There we would also have the liberty to directly refactor the existing algorithms and put the code in the right place and have a nice diff.

👍👍 Having a diff against the current geo algorithm implementation is the primary thing I'm looking for when trying to evaluate how "good" these trait implementations are.


What do other people think about merging traits work into a traits branch until we're comfortable releasing something usable and relevant to geo?

I'd especially like to hear from @kylebarron, who seems most affected by this decision in the near term.

kylebarron commented 1 year ago

I'm happy to have this merge onto a traits branch, and ongoing PRs can have that as the base branch. We could also have an ongoing open draft PR from the traits branch to the main branch to make it easy for people to see and comment on the state of the two branches at large

rmanoka commented 1 year ago

This an excellent contribution; thanks @kylebarron ! I'm also quite in favour of exploring the trait-based approach for geo. Specifically w.r. to this PR, I would also prefer we merge this as-is/quickly into a separate branch until we identify a plan to switch to it (either incrementally or in one release). This would help have smaller PRs to help push this out.
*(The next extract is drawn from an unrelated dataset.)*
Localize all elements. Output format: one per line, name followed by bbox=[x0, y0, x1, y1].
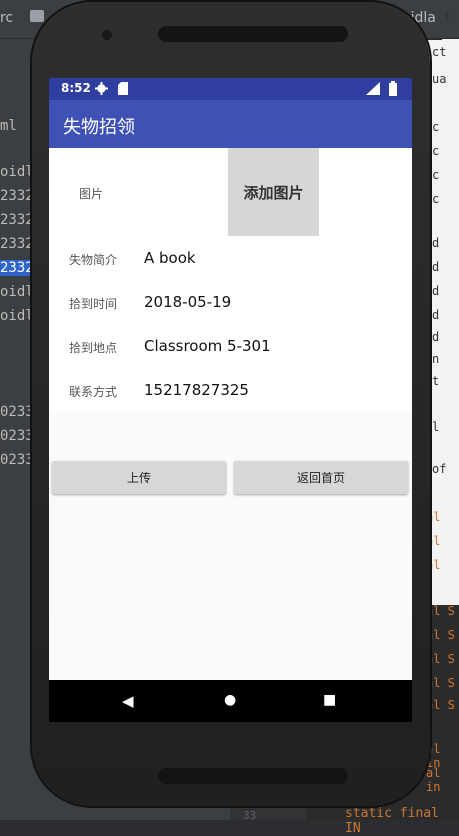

Particularly we should try to understand:

  1. Port effort. Is the changes needed per algo. straight-forward or needs knowledge of algo? Do we need to port all algos in one release or can it be done incrementally?
  2. Dependencies. geo-traits abstracts over geo-types, and hence the new dependency chain is: geo -> geo-traits -> geo-types. In the long run, geo won't even directly depend on geo-types. But, are there any dependency issues to understand? Will every breaking bump of geo-traits need bump of geo? This is fine, but would we then have to impl. the algos for different versions of geo-traits via complicated macros?
  3. Performance. Would be good to benchmark some algos on this approach to ensure the compiler understands that we're just wrapping around [f64; 2] or similar.

Pls. add more, and we could track this in the PR that merges the traits branch to main. Reg. @michaelkirk valid concern on the feature branch diverging: since the traits are just wrapping types, at least until we finalize the details of the traits, only changes in geo-types should affect the difference between the branches. So, may be worth the risk?

urschrei commented 1 year ago

(apologies for the drive-by comment) I also prefer the idea of a separate branch for now. Yes, there's some overhead to keeping it in sync, but as has been pointed out it hopefully won't be too long-running.

frewsxcv commented 1 year ago

I have a preference for merging into main, but I am also okay with a separate traits branch.

frewsxcv commented 1 year ago

I just updated the base branch of this pull request to be a new traits branch. Anyone else have blockers before merging?

kylebarron commented 1 year ago

Seems fine on my side; thanks for making the branch!

frewsxcv commented 1 year ago

bors r+

🎉 🎉 🎉 🎉 🎉

bors[bot] commented 1 year ago

Build succeeded!

The publicly hosted instance of bors-ng is deprecated and will go away soon.

If you want to self-host your own instance, instructions are here. For more help, visit the forum.

If you want to switch to GitHub's built-in merge queue, visit their help page.

michaelkirk commented 1 year ago

🥳 Thanks for your flexibility @frewsxcv.